Il De Magistro è stato composto nel 389, dopo il ritorno a Tagaste, in Africa, poco dopo la conversione. E' quindi legato al momento in cui Agostino tenta di definire il rapporto tra fede e ragione, prima delle grandi opere del suo periodo più maturo. Il suo problema è individuare le condizioni che rendono possibile la comprensione razionale dei contenuti dottrinali del cristianesimo. [1]

Il De Magistro è uno degli ultimi scritti di Agostino in forma di dialogo: cioè una delle ultime occasioni in cui il metodo dialettico per la formazione della persona, di derivazione platonica, viene utilizzato.

I temi trattati sono due, strettamente connessi tra loro:

il rapporto tra i segni e i significati (un tema tipico di quella che oggi chiamiamo filosofia del linguaggio)
la natura dell'apprendere e dell'insegnare, e più esattamente chi può insegnare, chi è il maestro, e se si può apprendere da un altro (un tema chiaramente pedagogico).
I due temi sono solo apparentemente diversi. In realtà la questione è una sola: Agostino intende definire come e da chi l'uomo possa apprendere la verità che dà la felicità: dagli altri uomini attraverso i loro discorsi, le parole? Dalla esperienza sensibile? La risposta a queste ipotesi è negativa. Il maestro vero è soltanto quello interiore (Cristo/Logos in noi), la verità non può essere appresa dal mondo esterno, fatto di parole e di segni che rimandano sempre ad altre parole e ad altri segni, ma deve essere appresa dal mondo interiore. E questo richiede un approccio diverso rispetto all'universo dei segni che utilizziamo quando entriamo in relazione con altri uomini e con le cose.

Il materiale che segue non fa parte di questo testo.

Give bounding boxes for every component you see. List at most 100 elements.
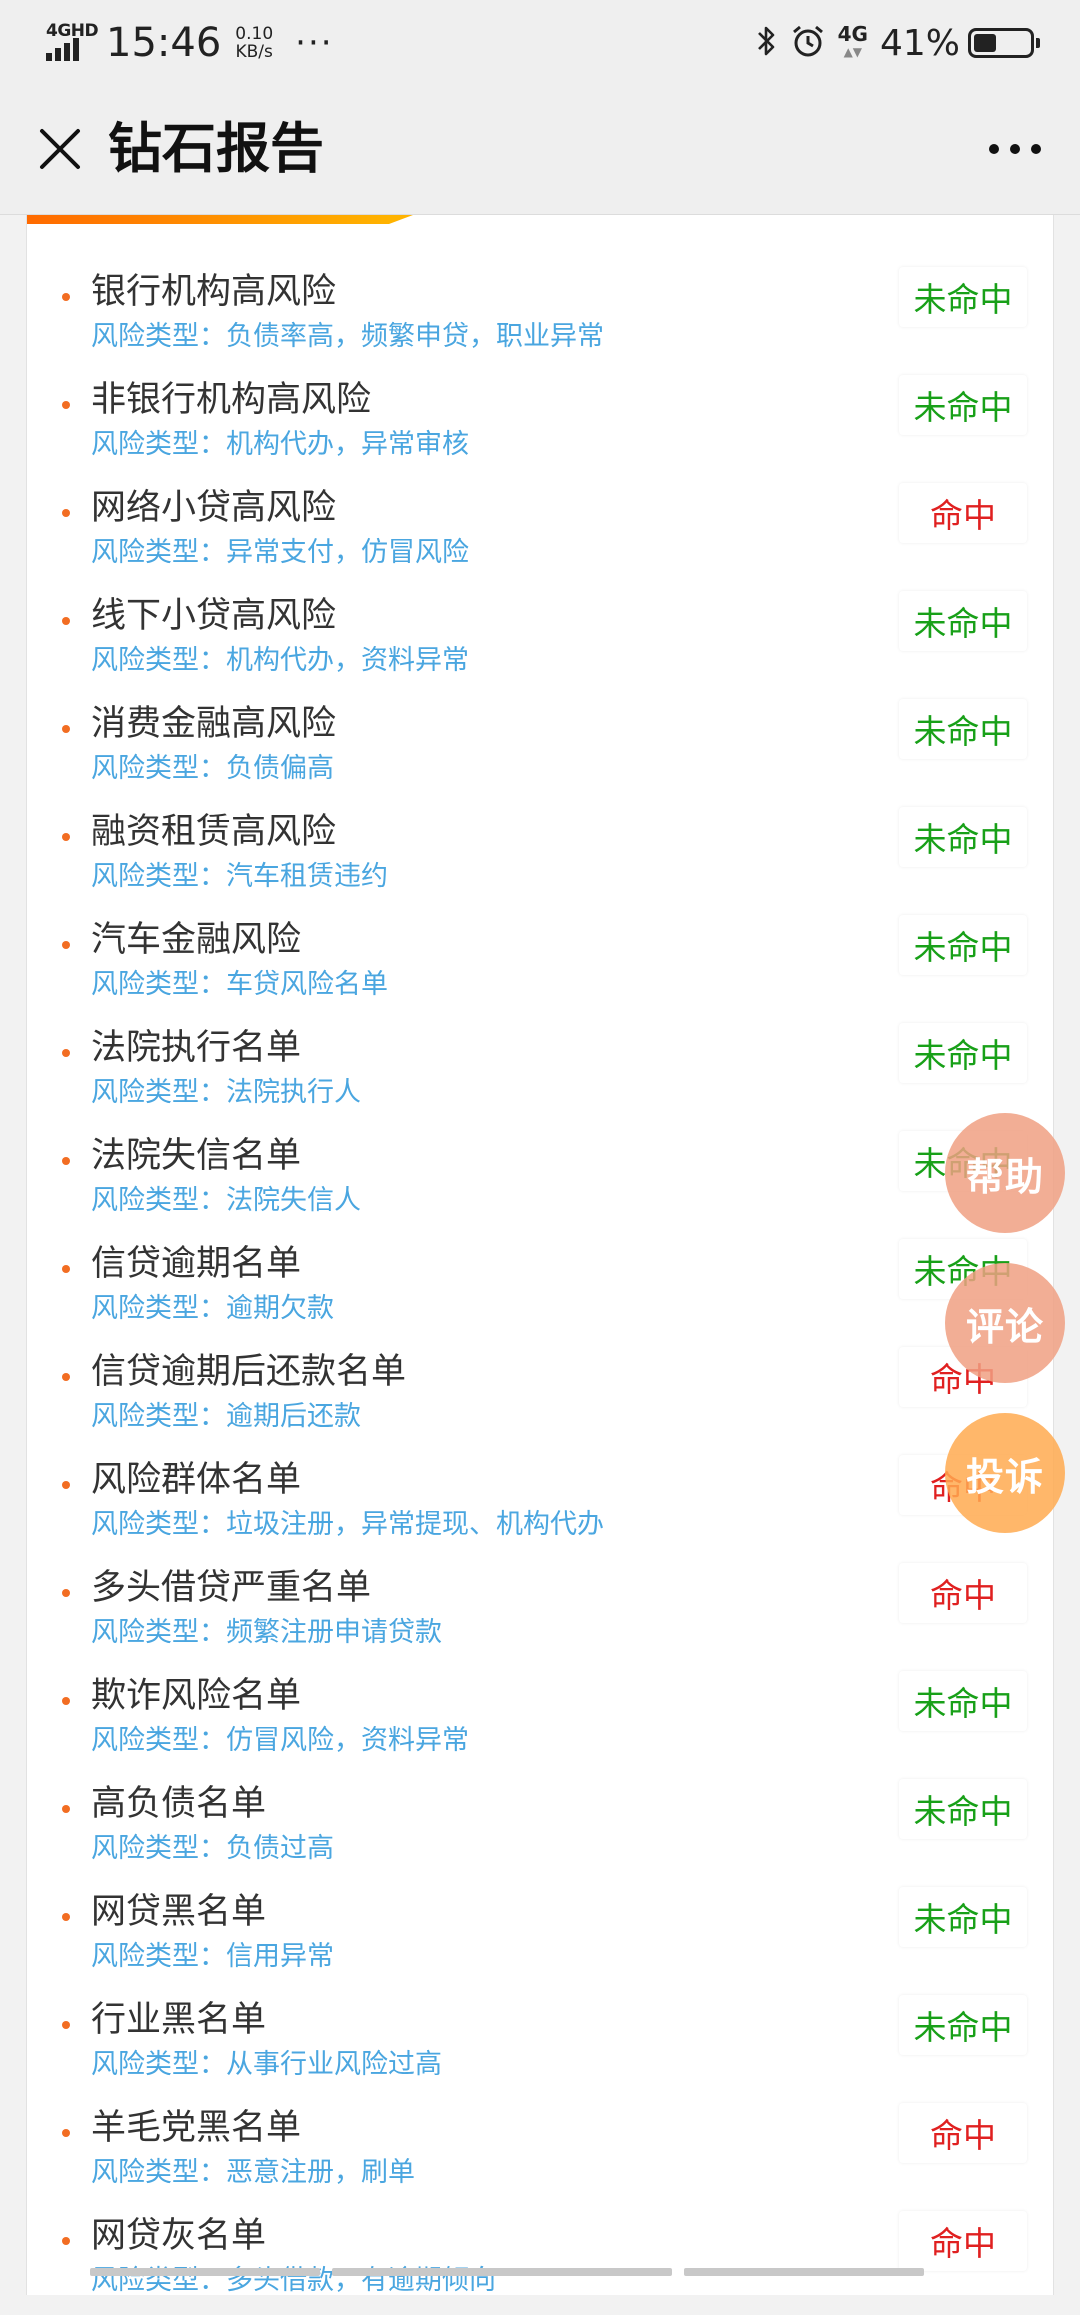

I temi del De Magistro sono quindi sì temi appartenenti alla filosofia del linguaggio e alla pedagogia, ma sullo sfondo la questione è quella tipicamente platonica e neoplatonica: qual è la vera natura dell'anima, come essa possa partecipare della verità che, in sé, non appartiene affatto al mondo in cui viviamo. Come, insomma, la mente dell'uomo possa accedere alla più intima verità di se stesso, che in realtà lo trascende. Il maestro interiore - se siamo preparati a intendere l'illuminazione che esso consente - ci permette infatti la comprensione di noi stessi, ma questa via si dimostra in realtà una via verso Dio, perché in lui è la nostra verità: una via quindi che ci trascende. [2]

Gli interpreti si sono divisi nel valutare le diverse parti di cui è composto il dialogo [3], ma c'è sostanziale unità nel valutare come centrale in quest'opera la questione del maestro interiore e quindi dell'accordo tra fede e ragione che ci permette di superare la sfera della sensibilità e di compiere il salto verso una verità che è sì in noi, ma soltanto come apertura ad una realtà trascendente (secondo la celebre tesi: "nell'interiorità dell'uomo abita la verità")



Sintesi

Il dialogo si svolge tra Agostino e suo figlio Adeodato. E' possibile che si basi su un dialogo effettivamente avvenuto.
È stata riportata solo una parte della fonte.